Let's consider adding an electron to a system which did not have any electrons before. The energy associated is simply:
$$E_{N+1=1}-E_{N=0}=\epsilon_1$$
or just the energy of that electron at that particular level.
DFT, HF, and GW level of theories return the addition energy as expected (i.e. the energy of the level in their corresponding level of theories).
$$\left( -\frac{\nabla^2}{2}+V_0(x_1)\right)\phi_1(x_1)=\epsilon_1 \phi_1 (x_1)$$
Similarly removing the last electron from the system gives the removal energy.

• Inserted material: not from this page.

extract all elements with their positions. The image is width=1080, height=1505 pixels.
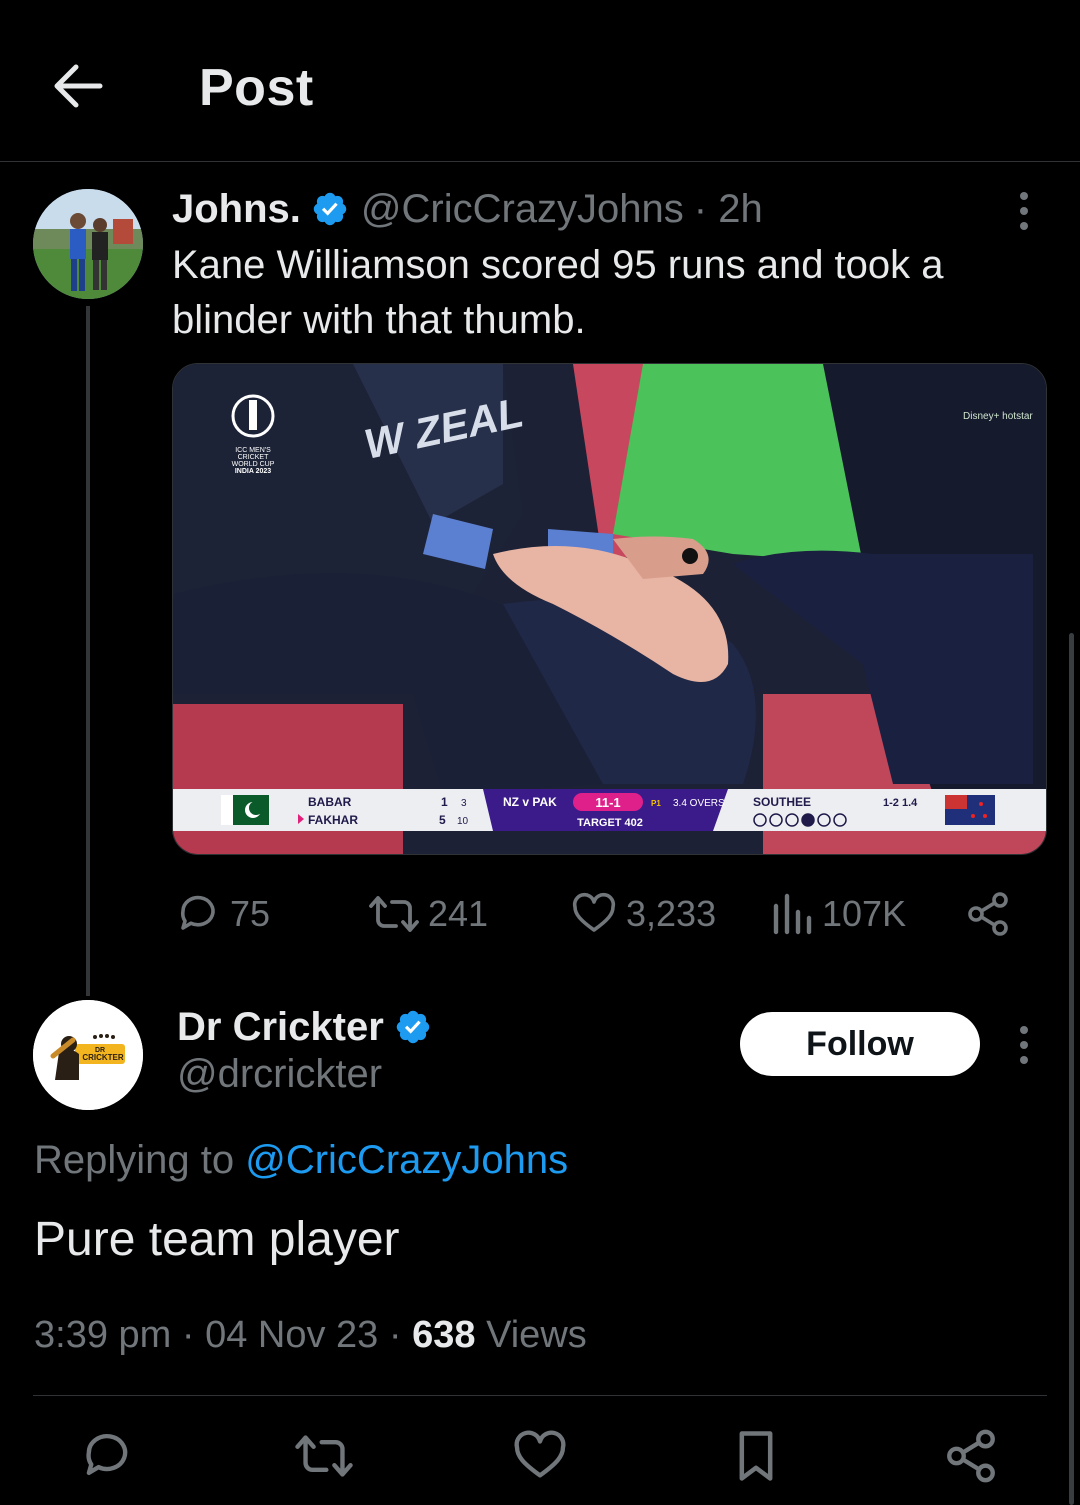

DFT and HF again fulfills the "correct" expectation, returning the corresponding energy level,
$$\left( -\frac{\nabla^2}{2}+V_0(x_1)\right)\phi_1(x_1)=\epsilon_1 \phi_1 (x_1)$$
However, in COHSEX approximation, GW returns
$$\left( -\frac{\nabla^2}{2}+V_0(x_1)+v_H(x_1)right)\phi_1(x_1)-\int dx_2|left(\phi_1(x_1)\phi_1^*(x_2)W(x_1,x_2)+\delta(x_1-x_2)\frac{1}{2}W_p(x_1,x_2)\right)\phi_1(x_1)=\epsilon_1^\text{GW}\phi_1(x_1)$$
where $W_p=W-v$
The problem is the screening term. The extracted particle screens itself! Hence
$$\epsilon_1^\text{GW}\neq\epsilon_1$$
This is a bad treatment of the induced exchange.
This error can be correct by using an approximate vertex term like
$$\Gamma=\begin{cases} \delta+f_{xc}P & \text{valance} \\ \delta & \text{conduction} \end{cases}$$
where $f_{xc}$ is built from TDDFT with the total term, and contains the quasiparticle contribution.
This approximate term does not correct the atomic limit problem, which is another discussion.